The name Hinohara means the field or forest of Chamaecyparis obtusa. Formerly the trees were cut down to provide timber to build wooden structures in Edo.

===Surrounding municipalities===
Kanagawa Prefecture
- Sagamihara (to the west)
Tokyo Metropolis
- Akiruno (to the east)
- Hachiōji (to the east)
- Okutama (to the north)
Yamanashi Prefecture
- Uenohara

===Climate===
Hinohara has a humid subtropical climate (Köppen Cfa) characterized by warm summers and cool winters with light to no snowfall. The average annual temperature in Hinohara is 11.8 °C. The average annual rainfall is 2091 mm with September as the wettest month.

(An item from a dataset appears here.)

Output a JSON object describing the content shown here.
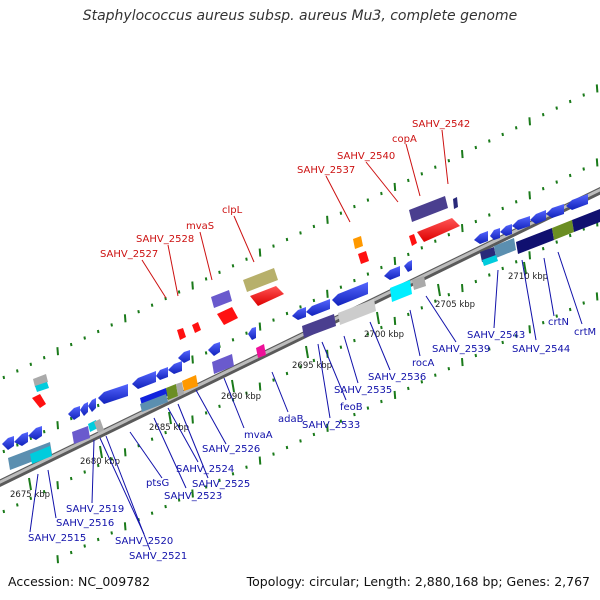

The temperatures are highest on average in August, at around 23.2 °C, and lowest in January, at around 0.3 °C.

==Demographics==
Per Japanese census data, the population of Hinohara has been decreasing since the 1950s, and is now less than half of what it was a century ago.

==History==
The area of present-day Hinohara was part of ancient Musashi Province. In the post-Meiji Restoration cadastral reform of July 22, 1878, the area became part of Nishitama District in Kanagawa Prefecture. The village of Hinohara was created on April 1, 1889, with the establishment of the modern municipalities system. Nishitama District was transferred to the administrative control of Tokyo Metropolis on April 1, 1893.

==Government==
Hinohara has a mayor-council form of government with a directly elected mayor and a unicameral village council of nine members. The village has 57 employees. Hinohara, collectively with the municipalities of Akiruno, Fussa, Hamura, Hinode, Mizuho and Okutama, contributes two members to the Tokyo Metropolitan Assembly. In terms of national politics, the village is part of Tokyo 25th district of the lower house of the Diet of Japan.

==Economy==
The principal industries of Hinohara are forestry and timber production. These days it is not as active as it used to be, but some young people are trying to run a new forestry company. Recently, the quarrying industry has been used to mine stones from mountains. Also, many construction companies also receive public works orders.

In sunny areas on the mountain slopes, potatoes and konjaku are grown. Wasabi, mushrooms and cyclamen are also grown there.

In addition, Hinohara has many guest houses, inns, campsites, fishing grounds, hot springs, souvenir shops, and restaurants. These are service industries for tourists who come in search of abundant nature.

An ecotourism bus tour operation from the company Hato Bus that originates in Tokyo Station and travels to Hinohara began in 2024.

==Education==
The village has one public elementary school, Hinohara Elementary School (檜原小学校), and one public junior high school, Hinohara Junior High School (檜原中学校).

==Transportation==
===Railway===
Hinohara has no passenger railway service. The main form of public transportation is bus. Scheduled bus service is available from Musashi-Itsukaichi Station on the JR East Itsukaichi Line.

===Highway===
Hinohara has no national expressways or national highways. Tokyo Routes 33, 205, and 206 carry vehicular traffic.